At least you guys never made a grunge record.
AB: [Laughs.] I’d quite like to do a punk record.
Tell me about the new album.
AB: We recorded the album in February and March this year. I was staying in Miami with my partner and Vince came down from Brooklyn. Usually I go to him so usually we’re writing in the freezing cold in New York. I think definitely the environment rubbed off on the music. We decided not to write on guitar, which is what we usually do. I like writing on synths but we’ve never tried it before. So he created some loops, like bass lines and percussion and stuff, and came over in the afternoon and played them for me and I had a little sing to them. And then he went back to the hotel in the evening and any ideas I had I’d sing into the iPhone and email to him and he’d kind of rearrange them and come back the next day and play me what he had. It was all quite fluid.
VC: Usually when we start working on a project we start with nothing. Just a blank piece of paper. This time around Andy wanted a more dance kind of record, so I prepared some loops and grooves before we went into the writing session. We’ve tried doing that before and it didn’t really work. I wasn’t that confident that it would work this time, but suddenly everything clicked and the songs came really easily.
That’s quite a different way of working. Does switching things up, giving yourself a challenge, help you create?
AB: Yeah, I think because we’ve been writing on guitar for quite a while I seem to fall into folk mode, just because of the sound of the guitar. I tend to be kind of over melodic. When you’re writing on synths it kind of simplifies things a bit. I think it makes things more immediate–you’re looking for a punchier lead line or something. I think because we had kind of warmed ourselves up on the Snow Globe record that we did at Christmas, we were less nervous, because we do get very nervous when we haven’t seen each other for a while. We get quite shy.
VC: I think it’s quite good to be challenged every time you make a new record because you’re trying to do something different every time. I like the idea of setting myself challenges and tasks before we go into making a record, or maybe putting down rules. One of the disadvantages of electronic music production is that there are endless choices, so if I set myself some ground rules at the beginning and limit myself a bit then it helps with the workflow.
How do you feel that the final results differ from your past work?
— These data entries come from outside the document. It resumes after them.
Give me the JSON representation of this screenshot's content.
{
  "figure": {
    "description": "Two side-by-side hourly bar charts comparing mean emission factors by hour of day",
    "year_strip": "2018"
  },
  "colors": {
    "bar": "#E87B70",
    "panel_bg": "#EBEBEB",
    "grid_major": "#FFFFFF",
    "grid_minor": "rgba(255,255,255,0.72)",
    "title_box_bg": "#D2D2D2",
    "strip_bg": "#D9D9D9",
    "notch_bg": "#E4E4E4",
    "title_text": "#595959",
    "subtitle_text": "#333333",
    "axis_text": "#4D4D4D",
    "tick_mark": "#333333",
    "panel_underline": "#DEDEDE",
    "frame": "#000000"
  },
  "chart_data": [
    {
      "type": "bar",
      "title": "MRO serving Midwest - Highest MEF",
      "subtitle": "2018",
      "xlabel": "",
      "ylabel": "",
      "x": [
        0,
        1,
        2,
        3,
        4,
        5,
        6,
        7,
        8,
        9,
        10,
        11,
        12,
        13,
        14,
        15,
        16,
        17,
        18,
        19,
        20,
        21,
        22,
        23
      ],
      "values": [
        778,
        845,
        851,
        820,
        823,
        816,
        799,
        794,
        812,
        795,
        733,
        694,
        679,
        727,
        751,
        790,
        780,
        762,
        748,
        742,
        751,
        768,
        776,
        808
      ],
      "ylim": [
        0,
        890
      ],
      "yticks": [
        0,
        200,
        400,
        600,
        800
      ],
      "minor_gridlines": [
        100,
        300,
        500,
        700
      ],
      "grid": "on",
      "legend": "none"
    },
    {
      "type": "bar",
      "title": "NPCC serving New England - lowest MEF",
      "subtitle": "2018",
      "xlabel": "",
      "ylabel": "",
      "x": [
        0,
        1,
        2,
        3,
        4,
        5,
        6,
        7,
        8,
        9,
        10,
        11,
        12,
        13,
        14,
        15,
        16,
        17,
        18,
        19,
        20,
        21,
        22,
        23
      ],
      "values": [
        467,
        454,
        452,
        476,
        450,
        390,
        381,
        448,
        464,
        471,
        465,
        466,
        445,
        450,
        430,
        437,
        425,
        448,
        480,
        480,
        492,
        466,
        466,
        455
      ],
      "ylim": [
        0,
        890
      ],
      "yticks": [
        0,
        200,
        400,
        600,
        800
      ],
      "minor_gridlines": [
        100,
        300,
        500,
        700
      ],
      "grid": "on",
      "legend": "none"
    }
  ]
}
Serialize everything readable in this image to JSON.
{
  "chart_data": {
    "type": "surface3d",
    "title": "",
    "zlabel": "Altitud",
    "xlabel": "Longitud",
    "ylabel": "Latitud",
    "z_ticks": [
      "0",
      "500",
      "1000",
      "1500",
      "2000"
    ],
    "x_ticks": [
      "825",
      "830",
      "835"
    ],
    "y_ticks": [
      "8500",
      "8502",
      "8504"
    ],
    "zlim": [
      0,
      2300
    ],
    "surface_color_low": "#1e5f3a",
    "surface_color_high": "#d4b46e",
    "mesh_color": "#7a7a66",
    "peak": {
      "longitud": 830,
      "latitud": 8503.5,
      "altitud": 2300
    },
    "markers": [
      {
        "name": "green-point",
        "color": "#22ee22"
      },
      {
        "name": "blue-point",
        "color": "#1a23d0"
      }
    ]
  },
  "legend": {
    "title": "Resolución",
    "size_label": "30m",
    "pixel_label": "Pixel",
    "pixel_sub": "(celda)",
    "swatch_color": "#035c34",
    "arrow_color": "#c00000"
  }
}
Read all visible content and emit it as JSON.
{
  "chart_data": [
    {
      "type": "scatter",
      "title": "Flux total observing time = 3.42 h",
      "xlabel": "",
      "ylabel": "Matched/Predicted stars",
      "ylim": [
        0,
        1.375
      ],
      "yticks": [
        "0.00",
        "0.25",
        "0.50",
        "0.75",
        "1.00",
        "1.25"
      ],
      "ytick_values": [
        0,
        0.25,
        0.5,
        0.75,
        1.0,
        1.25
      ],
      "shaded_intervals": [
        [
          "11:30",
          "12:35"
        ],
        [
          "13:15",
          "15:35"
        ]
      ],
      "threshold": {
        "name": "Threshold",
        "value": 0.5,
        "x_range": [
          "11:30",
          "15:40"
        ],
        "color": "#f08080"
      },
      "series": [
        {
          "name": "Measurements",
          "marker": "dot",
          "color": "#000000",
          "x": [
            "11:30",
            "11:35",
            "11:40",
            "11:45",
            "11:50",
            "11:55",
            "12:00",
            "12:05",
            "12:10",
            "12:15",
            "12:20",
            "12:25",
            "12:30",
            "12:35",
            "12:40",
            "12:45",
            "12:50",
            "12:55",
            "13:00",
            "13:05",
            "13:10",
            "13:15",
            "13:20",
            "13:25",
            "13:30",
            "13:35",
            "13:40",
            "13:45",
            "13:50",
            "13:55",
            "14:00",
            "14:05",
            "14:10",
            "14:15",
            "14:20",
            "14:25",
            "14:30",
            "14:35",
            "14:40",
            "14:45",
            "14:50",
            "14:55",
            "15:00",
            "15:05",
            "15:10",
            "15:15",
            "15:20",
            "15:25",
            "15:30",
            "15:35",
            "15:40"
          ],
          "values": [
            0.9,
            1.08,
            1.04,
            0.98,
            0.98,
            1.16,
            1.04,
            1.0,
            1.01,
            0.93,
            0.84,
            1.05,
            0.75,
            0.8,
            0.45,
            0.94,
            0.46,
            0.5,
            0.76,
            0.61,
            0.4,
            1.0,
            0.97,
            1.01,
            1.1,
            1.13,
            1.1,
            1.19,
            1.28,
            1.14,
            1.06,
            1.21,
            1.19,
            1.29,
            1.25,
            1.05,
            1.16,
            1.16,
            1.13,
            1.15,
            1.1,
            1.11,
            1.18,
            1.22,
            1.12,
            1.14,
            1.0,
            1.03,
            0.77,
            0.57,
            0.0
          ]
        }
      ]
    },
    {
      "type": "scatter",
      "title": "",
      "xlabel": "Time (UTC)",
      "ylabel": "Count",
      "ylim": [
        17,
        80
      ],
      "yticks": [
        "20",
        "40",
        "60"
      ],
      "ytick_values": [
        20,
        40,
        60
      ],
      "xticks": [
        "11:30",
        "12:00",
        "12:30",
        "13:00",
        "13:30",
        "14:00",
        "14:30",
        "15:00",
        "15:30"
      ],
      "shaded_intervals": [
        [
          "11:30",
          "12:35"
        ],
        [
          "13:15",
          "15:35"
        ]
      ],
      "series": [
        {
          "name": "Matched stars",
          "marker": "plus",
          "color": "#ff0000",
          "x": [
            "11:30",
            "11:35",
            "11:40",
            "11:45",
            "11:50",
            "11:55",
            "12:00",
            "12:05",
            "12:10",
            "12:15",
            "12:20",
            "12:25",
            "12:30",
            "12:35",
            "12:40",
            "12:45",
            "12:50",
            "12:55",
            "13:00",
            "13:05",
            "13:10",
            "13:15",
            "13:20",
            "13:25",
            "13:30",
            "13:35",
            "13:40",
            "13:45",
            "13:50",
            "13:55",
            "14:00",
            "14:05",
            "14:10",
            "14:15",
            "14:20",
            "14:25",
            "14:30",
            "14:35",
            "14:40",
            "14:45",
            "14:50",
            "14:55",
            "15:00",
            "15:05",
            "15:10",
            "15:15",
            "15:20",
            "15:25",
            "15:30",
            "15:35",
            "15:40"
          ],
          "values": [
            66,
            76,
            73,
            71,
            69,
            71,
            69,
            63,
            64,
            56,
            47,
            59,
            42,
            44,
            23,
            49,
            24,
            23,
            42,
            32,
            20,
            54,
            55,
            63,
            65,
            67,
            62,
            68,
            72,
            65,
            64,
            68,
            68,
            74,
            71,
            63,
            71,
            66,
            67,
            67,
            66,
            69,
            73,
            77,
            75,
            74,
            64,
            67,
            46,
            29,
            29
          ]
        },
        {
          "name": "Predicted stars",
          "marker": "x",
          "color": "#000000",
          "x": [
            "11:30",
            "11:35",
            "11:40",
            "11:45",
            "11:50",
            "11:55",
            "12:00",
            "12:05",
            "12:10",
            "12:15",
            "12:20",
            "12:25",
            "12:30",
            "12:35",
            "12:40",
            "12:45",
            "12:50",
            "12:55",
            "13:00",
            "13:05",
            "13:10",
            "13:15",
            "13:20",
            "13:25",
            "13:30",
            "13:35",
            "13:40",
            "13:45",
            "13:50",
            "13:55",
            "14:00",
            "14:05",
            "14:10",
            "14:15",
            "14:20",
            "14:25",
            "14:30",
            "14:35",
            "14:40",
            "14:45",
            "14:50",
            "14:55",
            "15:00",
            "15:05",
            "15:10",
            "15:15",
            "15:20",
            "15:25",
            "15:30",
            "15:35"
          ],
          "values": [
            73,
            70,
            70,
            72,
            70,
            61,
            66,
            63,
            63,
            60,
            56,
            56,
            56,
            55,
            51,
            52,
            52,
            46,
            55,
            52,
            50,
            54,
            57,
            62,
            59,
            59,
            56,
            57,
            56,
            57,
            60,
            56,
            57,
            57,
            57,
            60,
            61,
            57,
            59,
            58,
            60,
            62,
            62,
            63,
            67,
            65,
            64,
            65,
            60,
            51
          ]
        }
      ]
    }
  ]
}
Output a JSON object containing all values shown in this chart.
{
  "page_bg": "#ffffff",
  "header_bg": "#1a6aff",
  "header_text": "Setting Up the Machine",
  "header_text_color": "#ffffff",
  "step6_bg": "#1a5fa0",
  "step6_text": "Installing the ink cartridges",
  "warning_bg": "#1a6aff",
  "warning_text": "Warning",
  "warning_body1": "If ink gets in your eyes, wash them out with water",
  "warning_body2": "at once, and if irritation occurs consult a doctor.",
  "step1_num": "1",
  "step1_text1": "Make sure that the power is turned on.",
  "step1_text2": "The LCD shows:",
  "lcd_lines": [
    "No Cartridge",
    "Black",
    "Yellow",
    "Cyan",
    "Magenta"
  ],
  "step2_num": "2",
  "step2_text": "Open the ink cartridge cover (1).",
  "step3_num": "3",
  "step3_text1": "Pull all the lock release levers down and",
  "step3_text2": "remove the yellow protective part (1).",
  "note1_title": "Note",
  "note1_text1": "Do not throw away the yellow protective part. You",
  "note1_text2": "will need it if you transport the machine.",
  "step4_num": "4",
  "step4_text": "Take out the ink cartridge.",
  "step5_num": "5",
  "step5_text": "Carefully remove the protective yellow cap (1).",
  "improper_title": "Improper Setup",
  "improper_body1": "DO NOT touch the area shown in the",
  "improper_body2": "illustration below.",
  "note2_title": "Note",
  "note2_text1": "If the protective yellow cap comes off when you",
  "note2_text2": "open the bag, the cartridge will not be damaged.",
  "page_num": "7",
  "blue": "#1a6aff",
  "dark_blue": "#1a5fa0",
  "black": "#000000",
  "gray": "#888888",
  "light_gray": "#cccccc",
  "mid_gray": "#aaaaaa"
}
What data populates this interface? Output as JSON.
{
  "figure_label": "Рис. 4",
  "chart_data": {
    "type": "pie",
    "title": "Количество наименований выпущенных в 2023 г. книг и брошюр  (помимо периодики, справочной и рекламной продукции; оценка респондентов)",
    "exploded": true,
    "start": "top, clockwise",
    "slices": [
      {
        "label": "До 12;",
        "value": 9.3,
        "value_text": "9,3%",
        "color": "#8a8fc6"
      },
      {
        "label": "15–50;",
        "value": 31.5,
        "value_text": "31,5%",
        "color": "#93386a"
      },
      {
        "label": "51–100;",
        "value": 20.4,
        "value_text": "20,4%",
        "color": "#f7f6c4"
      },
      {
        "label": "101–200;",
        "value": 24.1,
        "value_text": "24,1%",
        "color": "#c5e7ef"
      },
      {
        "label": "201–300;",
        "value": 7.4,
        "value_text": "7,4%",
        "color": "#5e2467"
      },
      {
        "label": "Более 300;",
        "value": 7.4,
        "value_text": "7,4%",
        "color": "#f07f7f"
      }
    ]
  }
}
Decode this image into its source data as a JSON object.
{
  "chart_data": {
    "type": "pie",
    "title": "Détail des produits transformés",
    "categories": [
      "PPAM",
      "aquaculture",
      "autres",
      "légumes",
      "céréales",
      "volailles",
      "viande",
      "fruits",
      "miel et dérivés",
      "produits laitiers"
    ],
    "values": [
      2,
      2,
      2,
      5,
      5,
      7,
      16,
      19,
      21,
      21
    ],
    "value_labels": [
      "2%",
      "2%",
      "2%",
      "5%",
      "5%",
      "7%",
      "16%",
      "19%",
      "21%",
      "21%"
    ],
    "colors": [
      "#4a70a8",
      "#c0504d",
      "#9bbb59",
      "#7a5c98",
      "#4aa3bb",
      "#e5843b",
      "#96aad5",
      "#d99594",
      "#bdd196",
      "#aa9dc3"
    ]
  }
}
VC: I like to think that it’s a little more mature. This is definitely a record from the heart. This is a very forward-looking record, not looking back.
You guys have had successful pop songs and periods where you’ve been out of the mainstream. Where do you feel like you’re positioned now, now that you have this legacy and a lot of bands emulating you?
AB: To be honest, I really love it. People don’t really understand, because we were considered a gay band from the beginning, because I was out; to me that was kind of a really rock ‘n’ roll thing to do. But because of that you’re kind of outside of the mainstream. You’re always considered a gay band and therefore you’re not going to get on Top 40 radio very much. And also you don’t get rock press, so you’re very much left to fend for yourself. People see a Top 40 artist and they think it’s because they’re really popular and whatever, but they have this huge machine behind them that people don’t really know about. I think for us to have survived that without having the machine…I think we’ve made it by pure talent and survival.